Encore un drame humain en perspective, dans un pays qui, porte de l'Europe pour les migrants, n'a aucune structure d'accueil adaptée. Médecins du monde avait fait ce constat alarmant à Patras et à Athènes l'été dernier. Pour ne rien arranger, des mouvements d'extrème droite ont (encore) agressés des immigrés à la station d'Omonia ce week-end lors d'une manifestation, même la population ayant voulu intervenir a été violentée , voir ici.

La Grèce de par sa position géographique stratégique entre l'Orient et l'Occident a toujours été un pays marqué par une forte transition migratoire. Depuis 1981, date de son entrée dans l'Union Européenne, elle est devenue la porte d'entrée du continent de la plupart des immigrés clandestins. Les autorités grecques relativement désemparées ont opté pour l'état de non-droit et la radicalisation d'une politique migratoire, qui ignore toutes possibilités d'intégration

La Grèce, qui a traversé des années de dictature et de difficultés économiques, a longtemps été un pays d'émigrants vers les pays d'Europe de l'Ouest. Elle est subitement devenue sujet à l'immigration, provoquant ainsi « un bouleversement de l'identité nationale » selon Nelli Kambouri, universitaire spécialiste des mouvements migratoires. Si, dans un premier temps, la vague migratoire provenait des pays de l'ex-URSS, notamment d'Albanie, aujourd'hui les clandestins affluent du Maghreb, du Soudan, d'Afghanistan mais aussi d'Iran et du Pakistan. La création de l'espace Schengen en 1985, dont les clauses seront modifiées en 2007, accentuera d'autant plus la position de pays frontière de la Grèce, qui depuis le départ, a de nombreuses difficultés à gérer la situation. Si la plupart du temps, la terre hellénique n'est qu'une étape dans le processus migratoire, elle est devenue en peu de temps sous la pression des directives européennes, la seule habilitée à délivrer un ticket d'entrée pour l'Europe. Une position que les gouvernements successifs ont eu tendance à sous-estimer, alternant entre désintérêt total et forte répression.

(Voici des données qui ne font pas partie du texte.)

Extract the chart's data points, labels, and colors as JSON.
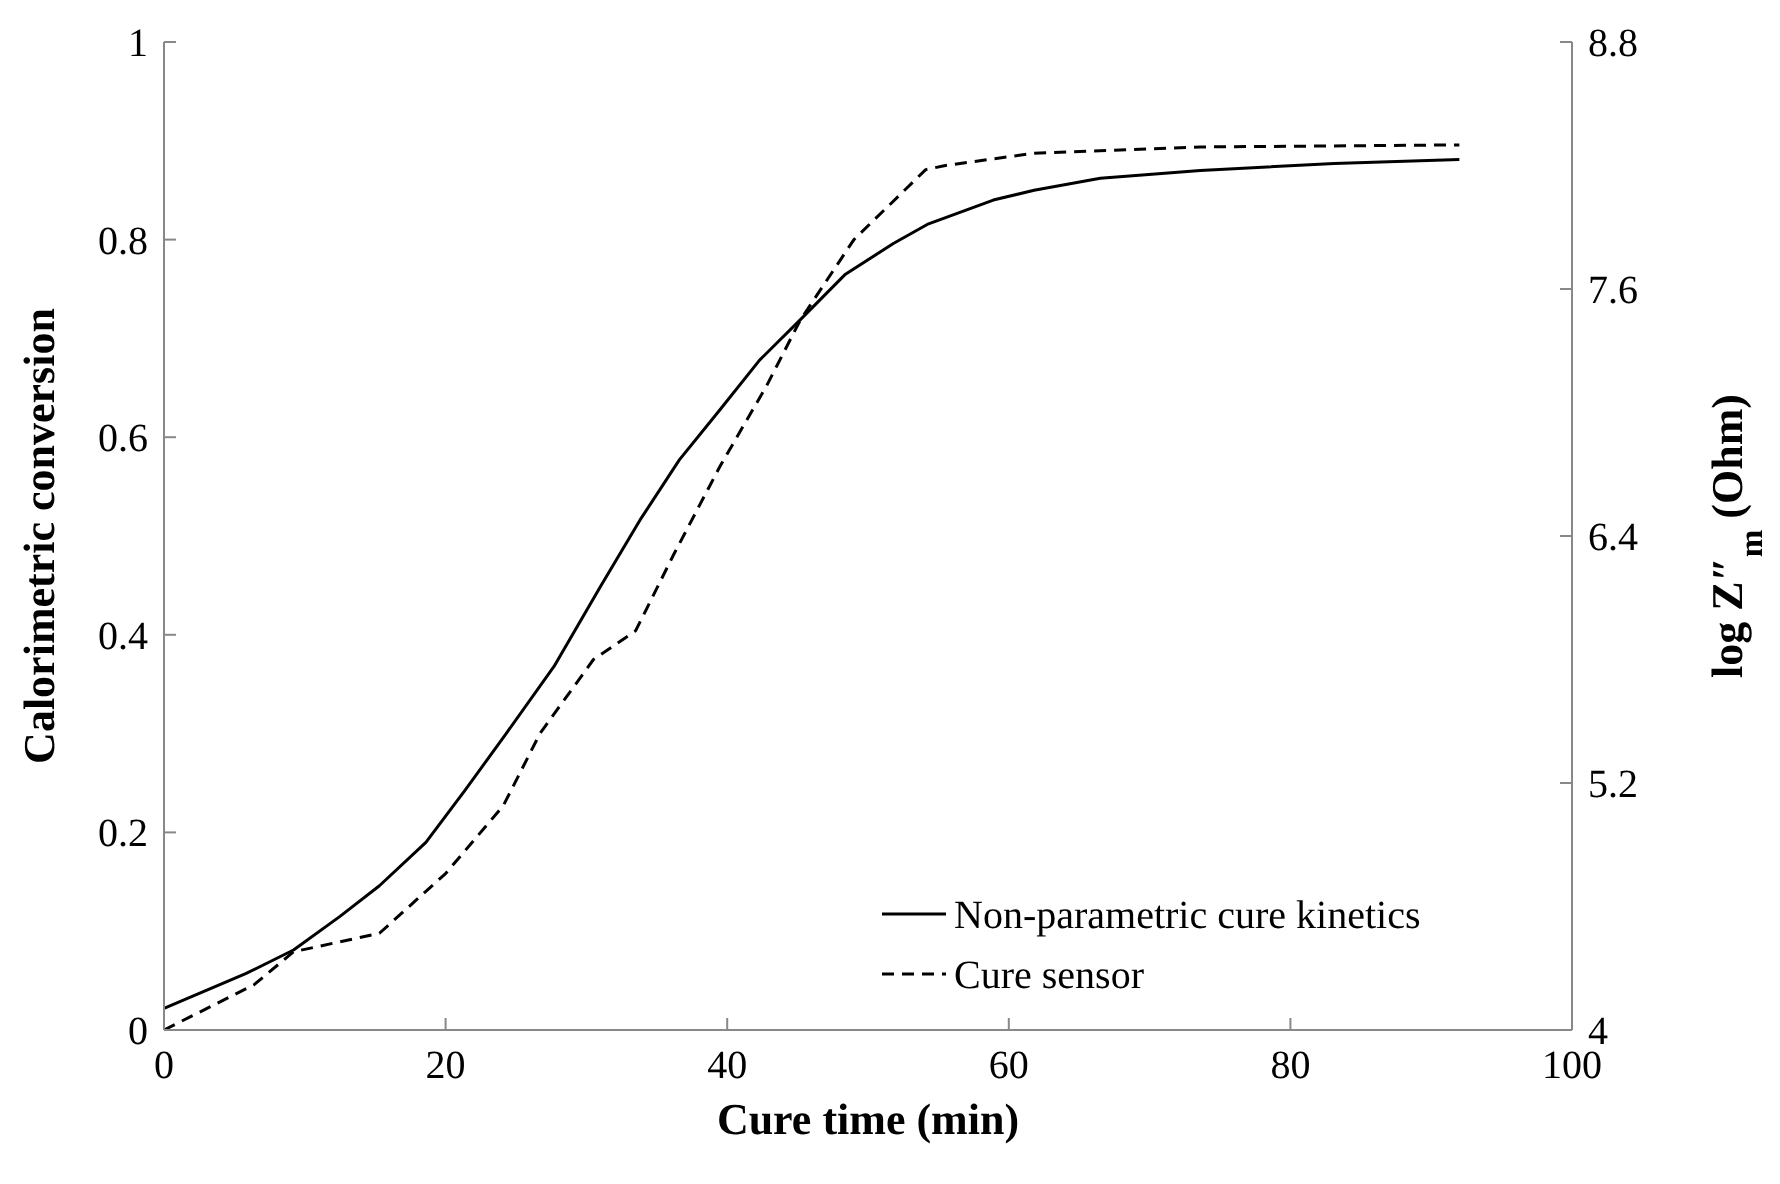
{
  "chart_data": {
    "type": "line",
    "xlabel": "Cure time (min)",
    "ylabel": "Calorimetric conversion",
    "y2label": "log Z″$_{m}$ (Ohm)",
    "xlim": [
      0,
      100
    ],
    "xticks": [
      0,
      20,
      40,
      60,
      80,
      100
    ],
    "ylim": [
      0,
      1
    ],
    "yticks": [
      0,
      0.2,
      0.4,
      0.6,
      0.8,
      1
    ],
    "y2lim": [
      4,
      8.8
    ],
    "y2ticks": [
      4,
      5.2,
      6.4,
      7.6,
      8.8
    ],
    "legend": "bottom right",
    "grid": false,
    "series": [
      {
        "name": "Non-parametric cure kinetics",
        "color": "#000000",
        "line_style": "solid",
        "x": [
          0,
          5.8,
          9.2,
          12.5,
          15.3,
          18.6,
          21.4,
          24.3,
          27.7,
          31,
          33.8,
          36.6,
          39.5,
          42.3,
          45.2,
          48.4,
          51.8,
          54.3,
          58.9,
          61.8,
          66.5,
          73.6,
          83.1,
          92
        ],
        "values": [
          0.022,
          0.057,
          0.081,
          0.115,
          0.146,
          0.19,
          0.243,
          0.3,
          0.368,
          0.449,
          0.516,
          0.577,
          0.628,
          0.678,
          0.719,
          0.765,
          0.796,
          0.816,
          0.84,
          0.85,
          0.862,
          0.87,
          0.877,
          0.881
        ]
      },
      {
        "name": "Cure sensor",
        "color": "#000000",
        "line_style": "dashed",
        "axis": "y2",
        "x": [
          0,
          6.4,
          9.2,
          15.3,
          20,
          24.1,
          26.7,
          30.5,
          33.5,
          36.2,
          39.5,
          42.8,
          45.2,
          49,
          54.1,
          55.5,
          61.8,
          73.6,
          92
        ],
        "values": [
          4.0,
          4.22,
          4.38,
          4.47,
          4.76,
          5.09,
          5.44,
          5.8,
          5.94,
          6.31,
          6.74,
          7.13,
          7.45,
          7.84,
          8.18,
          8.2,
          8.26,
          8.29,
          8.3
        ]
      }
    ]
  }
}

Pays d'immigration provisoire
La Grèce face à une immigration ultra-massive ne veut en aucun cas régulariser les clandestins. « Il n'existe aucun processus administratif pour permettre aux immigrés d'obtenir un permis de travail. Il n'y a jamais vraiment eu de politique officielle ou de projet d'intégration pour les migrants » explique Nelli Kambouri. En 1991, le gouvernement a promulgué pour la première fois une loi sur les étrangers en Grèce, pour stopper toute immigration illégale. En a découlé une réaction plus répressive, qui n'a pas proposé de solution économique ou sociale. Pendant longtemps, aucune carte de séjour n'a été délivrée. Entre 1997 et 1998 une loi a amorcé un processus officiel de régularisation. Entérinée en 2001, cette loi a permis à certains immigrés d'entrer dans la légalité. Depuis 2009 seuls les enfants d'immigrés nés en Grèce ou y ayant résidé depuis plus de six ans ont le droit à la nationalité grecque. Pendant presque 10 ans, aucun processus n'a été établi de manière permanente et, depuis trois ans, il n'y a plus aucune possibilité de régularisation. A cela se sont ajouté les nouvelles directives imposées par les accords de Schengen, spécifiant que les demandes d'asile politique ne pouvaient être faites que dans le premier pays d'entrée dans l'Union européenne. La Grèce qui se refuse à répondre à toute demande d'asile politique fait donc de milliers d'immigrés des personnes prisonnières de l'illégalité, souvent condamnées à une vie sans statut ni droit, à perpétuité...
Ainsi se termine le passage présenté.